Supporting Cybersecurity-Aware Technology Adoption Decision-Making among Patients in an Increasingly Complex Digital Health Ecosystem
Professor Tera Reynolds
UMBC Department of Information Systems
12–1 pm ET, Friday, April 10, 2026, online
The 21st Century Cures Act has expanded patient access to medical records and enabled certified electronic health record systems to share data with “trusted” mobile health applications via APIs, allowing patients to cultivate personalized micro-ecosystems of health technologies within a broader digital health ecosystem that includes tools like large language models and wearable devices. While this interconnected ecosystem has the potential to support patient self-management, it also introduces a more complex cybersecurity landscape, with limited understanding of how healthcare organizations define “trusted” apps or how patients navigate related risks. In this study, we combined a literature review with interviews with two health IT professionals and 25 patients with complex care needs to examine cybersecurity risks and decision-making across the digital health ecosystem. Our findings highlight emerging themes in how healthcare systems determine trusted apps, monitor threats, and communicate risks, as well as how patients form mental models of cybersecurity, weigh trade-offs when adopting technologies, and vary in their risk tolerance—often perceiving cybersecurity as a constantly evolving challenge that requires ongoing vigilance or avoiding health technologies altogether. These insights underscore the need for better support in navigating cybersecurity decisions and inform our ongoing work to co-design a personalized decision aid to help patients make informed, risk-aligned choices about health technology use.
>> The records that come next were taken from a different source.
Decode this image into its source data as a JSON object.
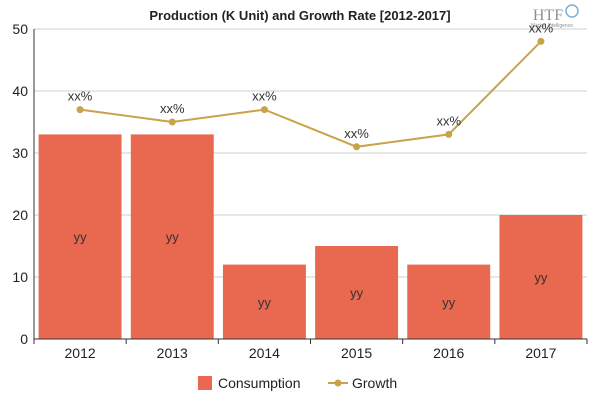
{
  "chart_data": {
    "type": "bar",
    "title": "Production (K Unit) and Growth Rate [2012-2017]",
    "categories": [
      "2012",
      "2013",
      "2014",
      "2015",
      "2016",
      "2017"
    ],
    "series": [
      {
        "name": "Consumption",
        "kind": "bar",
        "values": [
          33,
          33,
          12,
          15,
          12,
          20
        ],
        "labels": [
          "yy",
          "yy",
          "yy",
          "yy",
          "yy",
          "yy"
        ]
      },
      {
        "name": "Growth",
        "kind": "line",
        "values": [
          37,
          35,
          37,
          31,
          33,
          48
        ],
        "labels": [
          "xx%",
          "xx%",
          "xx%",
          "xx%",
          "xx%",
          "xx%"
        ]
      }
    ],
    "ylim": [
      0,
      50
    ],
    "yticks": [
      "0",
      "10",
      "20",
      "30",
      "40",
      "50"
    ],
    "grid": true,
    "legend": "bottom"
  },
  "logo": {
    "text": "HTF",
    "subtitle": "Market Intelligence"
  },
  "colors": {
    "bar": "#e8694f",
    "line": "#c9a24a",
    "grid": "#cfcfcf",
    "axis": "#333333"
  }
}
Tera Reynolds takes a socio-technical lens to understand how we can improve the design and implementation of technologies that connect, facilitate interaction, and support the independent and collaborative health work of individuals (e.g., patients, general public/citizens) and health professionals (e.g., doctors, public health practitioners). Examples of such technologies include patient portals, Apple Health Records, and COVID-19 Contact Tracing applications. She is particularly interested in examining how we can mitigate the risk of these technologies exacerbating health disparities by providing another advantage to already advantaged groups (referred to as intervention-generated inequalities or digital health disparities).
Host: Dr. Alan T. Sherman. Support for this event was provided in part by the NSF under SFS grants DGE-1753681 and 2438185.